May 21st, 2007at 06:29pm Posted by Eli

What precious natural resource goes from wild abundance to nonexistent scarcity every 24 hours?

Since August 2005, when visits to an Eritrean village prompted him to research global access to artificial light, [Mark] Bent, 49, a former foreign service officer and Houston oilman, has spent $250,000 to develop and manufacture a solar-powered flashlight.

His invention gives up to seven hours of light on a daily solar recharge and can last nearly three years between replacements of three AA batteries costing 80 cents.

Over the last year, he said, he and corporate benefactors like Exxon Mobil have donated 10,500 flashlights to United Nations refugee camps and African aid charities.

Another 10,000 have been provided through a sales program, and 10,000 more have just arrived in Houston awaiting distribution by his company, SunNight Solar.

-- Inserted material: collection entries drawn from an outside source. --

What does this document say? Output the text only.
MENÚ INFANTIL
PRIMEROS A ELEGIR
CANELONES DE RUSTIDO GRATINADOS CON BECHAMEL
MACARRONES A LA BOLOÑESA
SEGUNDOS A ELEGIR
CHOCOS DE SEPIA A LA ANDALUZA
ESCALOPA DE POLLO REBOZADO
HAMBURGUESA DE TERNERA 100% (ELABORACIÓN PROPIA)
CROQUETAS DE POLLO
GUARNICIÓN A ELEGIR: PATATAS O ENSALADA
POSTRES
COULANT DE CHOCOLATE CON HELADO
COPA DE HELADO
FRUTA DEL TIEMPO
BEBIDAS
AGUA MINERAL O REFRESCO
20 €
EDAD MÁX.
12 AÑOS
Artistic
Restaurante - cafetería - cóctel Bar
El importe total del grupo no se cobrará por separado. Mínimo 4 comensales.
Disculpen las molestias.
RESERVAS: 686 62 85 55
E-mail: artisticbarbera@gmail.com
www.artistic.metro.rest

“I find it hard sometimes to explain the scope of the problems in these camps with no light,” Mr. Bent said. “If you’re an environmentalist you think about it in terms of discarded batteries and coal and wood burning and kerosene smoke; if you’re a feminist you think of it in terms of security for women and preventing sexual abuse and violence; if you’re an educator you think about it in terms of helping children and adults study at night.”

…Peter Gatkuoth, a Sudanese refugee, wrote on “the importance of Solor.”

“In case of thief, we open our solor and the thief ran away,” he wrote. “If there is a sick person at night we will took him with the solor to health center.”

A shurta, or guard, who called himself just John, said, “I used the light to scare away wild animals.” Others said lights were hung above school desks for children and adults to study after the day’s work.

(…)

“At a dedication ceremony for the first four schools in June 2006,” Mr. Gardner said in an e-mail message, “we noticed that a lot of the children had upper respiratory problems, part of which is likely due to the use of wood, charcoal, candles and kero for lighting in the small homes they have in Kibala.”

The Awty International School, a large prep school in Houston, has sent hundreds of the flashlights to schools it sponsors in Haiti, Cameroon and Ethiopia, said Chantal Duke, executive assistant to the head of school.

“In places where there is absolutely no electricity or running water, having light at night is a luxury many families don’t have and never did and which we take for granted in developed countries,” Ms. Duke said by e-mail.(…)

With a little research, [Bent] discovered that close to two billion people around the world go without affordable access to light.

Of all the privations that Africa is associated with, light is typically not one of them – but if you don’t have electricity or fuel, then your life pretty much shuts down after sunset. Much applause for Mr. Bent.